Overall, the new priority setup is better, even if is suggests longer articles, with less links. These longer articles are often low-quality articles, such as unreviewed machine translated articles, lists of series' episodes, movies plots. Some of them are unchanged bot creations.

Suggesting these low quality contents may be problematic, as we encourage newcomers to add links on articles that don't need them (synopsis) or that require more urgent efforts (reviewing translations, adding citations to walls of text, etc.).

@KStoller-WMF, @Tgr, my advice would be to refine the new model to identify articles that are underlinked walls of text with no images. These characteristics are often the ones of translated articles or lists of episodes. Excluding lists would be nice too.

my advice would be to refine the new model to identify articles that are underlinked walls of text with no images. These characteristics are often the ones of translated articles or lists of episodes. Excluding lists would be nice too.

Thank you so much for the evaluation and summary! I agree we might want to consider refining the model slightly.
But I am worried about the scope of this task increasing too much. It seems like some of the concerns mentioned could be mitigated if communities customized their "Add links between articles" configuration, right?

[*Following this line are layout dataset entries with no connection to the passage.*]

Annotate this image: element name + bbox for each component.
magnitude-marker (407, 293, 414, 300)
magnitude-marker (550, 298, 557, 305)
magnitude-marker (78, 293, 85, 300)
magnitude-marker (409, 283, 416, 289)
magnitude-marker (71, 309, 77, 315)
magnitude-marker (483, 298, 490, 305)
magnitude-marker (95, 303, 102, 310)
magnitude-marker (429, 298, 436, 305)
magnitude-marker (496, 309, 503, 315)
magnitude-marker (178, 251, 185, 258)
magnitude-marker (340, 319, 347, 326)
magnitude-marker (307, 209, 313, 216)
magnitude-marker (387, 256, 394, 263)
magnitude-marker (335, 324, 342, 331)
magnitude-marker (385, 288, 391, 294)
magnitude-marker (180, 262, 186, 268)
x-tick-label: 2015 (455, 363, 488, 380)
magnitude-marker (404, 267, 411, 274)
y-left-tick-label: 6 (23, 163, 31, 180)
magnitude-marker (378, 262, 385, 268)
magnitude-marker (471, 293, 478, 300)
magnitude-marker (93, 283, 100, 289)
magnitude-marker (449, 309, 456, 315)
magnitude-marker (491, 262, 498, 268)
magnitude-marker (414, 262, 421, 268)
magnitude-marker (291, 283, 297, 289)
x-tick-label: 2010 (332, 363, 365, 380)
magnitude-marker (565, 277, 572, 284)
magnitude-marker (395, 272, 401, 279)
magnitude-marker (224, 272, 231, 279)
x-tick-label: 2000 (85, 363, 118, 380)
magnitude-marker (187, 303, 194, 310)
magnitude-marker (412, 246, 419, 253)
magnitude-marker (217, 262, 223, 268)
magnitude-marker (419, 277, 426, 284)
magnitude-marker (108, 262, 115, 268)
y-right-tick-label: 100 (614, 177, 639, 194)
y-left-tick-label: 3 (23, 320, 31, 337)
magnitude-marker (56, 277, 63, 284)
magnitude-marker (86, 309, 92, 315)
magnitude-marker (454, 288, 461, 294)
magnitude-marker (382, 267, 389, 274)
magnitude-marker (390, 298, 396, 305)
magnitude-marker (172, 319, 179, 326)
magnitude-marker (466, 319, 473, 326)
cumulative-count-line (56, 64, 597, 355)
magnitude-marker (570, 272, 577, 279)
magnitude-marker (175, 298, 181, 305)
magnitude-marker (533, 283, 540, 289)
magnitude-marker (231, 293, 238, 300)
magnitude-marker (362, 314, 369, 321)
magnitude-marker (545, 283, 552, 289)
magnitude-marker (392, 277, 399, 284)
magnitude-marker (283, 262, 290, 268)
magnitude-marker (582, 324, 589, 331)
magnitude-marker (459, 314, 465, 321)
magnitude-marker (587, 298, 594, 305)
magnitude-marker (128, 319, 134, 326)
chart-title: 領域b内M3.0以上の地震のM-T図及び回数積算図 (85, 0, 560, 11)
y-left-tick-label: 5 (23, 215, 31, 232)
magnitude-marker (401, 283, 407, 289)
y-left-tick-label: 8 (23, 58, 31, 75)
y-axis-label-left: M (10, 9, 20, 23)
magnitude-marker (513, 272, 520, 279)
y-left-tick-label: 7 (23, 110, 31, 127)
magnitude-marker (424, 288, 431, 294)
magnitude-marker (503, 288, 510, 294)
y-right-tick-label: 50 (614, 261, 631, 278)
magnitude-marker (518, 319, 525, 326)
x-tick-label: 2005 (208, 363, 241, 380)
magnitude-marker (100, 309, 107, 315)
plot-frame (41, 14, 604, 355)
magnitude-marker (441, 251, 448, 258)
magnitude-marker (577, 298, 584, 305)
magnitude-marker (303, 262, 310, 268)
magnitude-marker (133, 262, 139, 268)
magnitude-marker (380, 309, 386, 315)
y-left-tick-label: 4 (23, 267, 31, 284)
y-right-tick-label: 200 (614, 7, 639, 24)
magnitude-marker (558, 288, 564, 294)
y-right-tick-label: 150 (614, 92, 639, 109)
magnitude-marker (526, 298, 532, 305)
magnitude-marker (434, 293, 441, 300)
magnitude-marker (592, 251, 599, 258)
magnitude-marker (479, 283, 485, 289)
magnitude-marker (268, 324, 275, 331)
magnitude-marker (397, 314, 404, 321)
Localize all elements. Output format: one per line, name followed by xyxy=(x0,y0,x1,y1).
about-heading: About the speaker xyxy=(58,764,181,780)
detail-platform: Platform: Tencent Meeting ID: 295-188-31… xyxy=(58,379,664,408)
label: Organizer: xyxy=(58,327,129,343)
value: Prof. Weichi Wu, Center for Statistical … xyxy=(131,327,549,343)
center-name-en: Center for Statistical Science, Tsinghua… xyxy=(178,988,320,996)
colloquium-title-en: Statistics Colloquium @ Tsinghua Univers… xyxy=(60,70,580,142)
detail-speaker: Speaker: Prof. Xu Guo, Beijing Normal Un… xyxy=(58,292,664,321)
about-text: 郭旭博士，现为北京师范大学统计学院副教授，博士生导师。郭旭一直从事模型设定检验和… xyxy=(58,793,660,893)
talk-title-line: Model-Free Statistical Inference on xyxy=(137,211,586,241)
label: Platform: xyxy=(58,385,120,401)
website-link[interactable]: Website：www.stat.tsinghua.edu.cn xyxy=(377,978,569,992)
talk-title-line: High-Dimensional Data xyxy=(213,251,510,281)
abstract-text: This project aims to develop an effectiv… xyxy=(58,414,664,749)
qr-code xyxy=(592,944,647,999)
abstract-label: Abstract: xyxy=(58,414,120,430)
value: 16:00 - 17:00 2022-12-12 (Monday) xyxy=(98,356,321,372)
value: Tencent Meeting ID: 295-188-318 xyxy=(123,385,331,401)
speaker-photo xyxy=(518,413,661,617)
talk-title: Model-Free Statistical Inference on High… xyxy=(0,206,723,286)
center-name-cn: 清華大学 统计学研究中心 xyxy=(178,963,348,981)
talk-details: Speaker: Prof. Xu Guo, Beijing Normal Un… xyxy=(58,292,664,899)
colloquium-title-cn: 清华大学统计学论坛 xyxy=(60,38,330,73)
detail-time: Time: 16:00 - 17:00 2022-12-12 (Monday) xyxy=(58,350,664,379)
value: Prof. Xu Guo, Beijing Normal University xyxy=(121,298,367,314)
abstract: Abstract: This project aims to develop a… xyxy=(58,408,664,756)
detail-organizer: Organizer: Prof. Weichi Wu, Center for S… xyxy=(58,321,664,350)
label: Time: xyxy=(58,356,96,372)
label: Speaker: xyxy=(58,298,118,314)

Current "Add links between articles" options to configure that might help:

  • Articles containing categories defined here will not be displayed to users as tasks for this type of task.
  • Landing page to learn more about the link recommendation task type.
  • The list of section names where no link should be recommended.

@Tgr - Or are there any relatively straight-forward ways to proceed with @Trizek-WMF's suggestion that I'm missing? Is it possible to exclude lists?
(My concern is both that we don't want this task to continue to increase in scope and it seems like excluding "underlinked walls of text with no images" is somewhat contradictory to what this task is all about).